Python ElasticSearch基础教程

ElasticSearch简介
ElasticSearch是一个基于Lucene的搜索服务器。它提供了一个分布式多用户能力的全文搜索引擎，基于RESTful web接口。Elasticsearch是用Java开发的，并作为Apache许可条款下的开放源码发布，是当前流行的企业级搜索引擎。设计用于云计算中，能够达到实时搜索，稳定，可靠，快速，安装使用方便。
我们建立一个网站或应用程序，并要添加搜索功能，但是想要完成搜索工作的创建是非常困难的。我们希望搜索解决方案要运行速度快，我们希望能有一个零配置和一个完全免费的搜索模式，我们希望能够简单地使用JSON通过HTTP来索引数据，我们希望我们的搜索服务器始终可用，我们希望能够从一台开始并扩展到数百台，我们要实时搜索，我们要简单的多租户，我们希望建立一个云的解决方案。因此我们利用Elasticsearch来解决所有这些问题及可能出现的更多其它问题。
官网链接：https://www.elastic.co/cn/products
2.Elasticsearch方法的使用及源代码

1.Elasticsearch模块的安装与引用：
Python环境中，第一步需要安装相对应的elasticsearch模块，pip install elasticsearch，
然后在文件中引用from elasticsearch import Elasticsearch
2.Elasticsearch的连接
obj = ElasticSearchClass("59.110.41.175", "9200", "", "")
其中ElasticSearchClass里面是elasticsearch的的一些常用方法：
3.ElasticSearch的源代码：
class ElasticSearchClass(object):

    def __init__(self, host, port, user, passwrod):
        self.host = host
        self.port = port
        self.user = user
        self.password = passwrod
        self.connect()

def connect(self):
    “””客户端的连接”””
        self.es = Elasticsearch(hosts=[{'host': self.host, 'port': self.port}],
                                http_auth=(self.user, self.password ))
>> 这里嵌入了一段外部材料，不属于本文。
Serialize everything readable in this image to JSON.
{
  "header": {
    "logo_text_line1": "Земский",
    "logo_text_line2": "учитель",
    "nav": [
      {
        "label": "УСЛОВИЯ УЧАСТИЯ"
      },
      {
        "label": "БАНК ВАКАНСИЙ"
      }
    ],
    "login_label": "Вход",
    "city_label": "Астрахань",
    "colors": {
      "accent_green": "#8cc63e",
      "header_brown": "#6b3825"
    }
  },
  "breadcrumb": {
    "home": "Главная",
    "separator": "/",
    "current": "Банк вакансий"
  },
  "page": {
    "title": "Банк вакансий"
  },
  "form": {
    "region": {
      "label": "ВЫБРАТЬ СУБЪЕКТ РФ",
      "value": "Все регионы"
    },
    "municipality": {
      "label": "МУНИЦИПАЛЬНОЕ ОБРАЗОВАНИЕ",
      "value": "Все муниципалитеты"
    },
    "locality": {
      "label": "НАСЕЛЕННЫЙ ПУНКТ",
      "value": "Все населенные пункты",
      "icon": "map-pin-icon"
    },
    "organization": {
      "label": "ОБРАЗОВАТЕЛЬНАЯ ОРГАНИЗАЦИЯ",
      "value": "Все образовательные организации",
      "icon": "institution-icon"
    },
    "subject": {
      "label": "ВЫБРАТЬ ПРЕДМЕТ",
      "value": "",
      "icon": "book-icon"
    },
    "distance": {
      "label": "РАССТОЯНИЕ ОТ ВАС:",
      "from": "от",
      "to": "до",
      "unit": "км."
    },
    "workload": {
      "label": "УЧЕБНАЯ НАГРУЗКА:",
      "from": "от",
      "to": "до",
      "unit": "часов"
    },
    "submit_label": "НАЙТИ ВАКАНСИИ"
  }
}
    def insertDocument(self, index, type, body, id=None):
        '''
        插入一条数据body到指定的index、指定的type下;可指定Id,若不指定,ES会自动生成
        :param index: 待插入的index值
        :param type: 待插入的type值
        :param body: 待插入的数据 -> dict型
        :param id: 自定义Id值
        :return:
        '''
        return self.es.index(index=index, doc_type=type, body=body, id=id)

    def count(self, indexname):
        """
        :param indexname:
        :return: 统计index总数
        """
        return self.conn.count(index=indexname)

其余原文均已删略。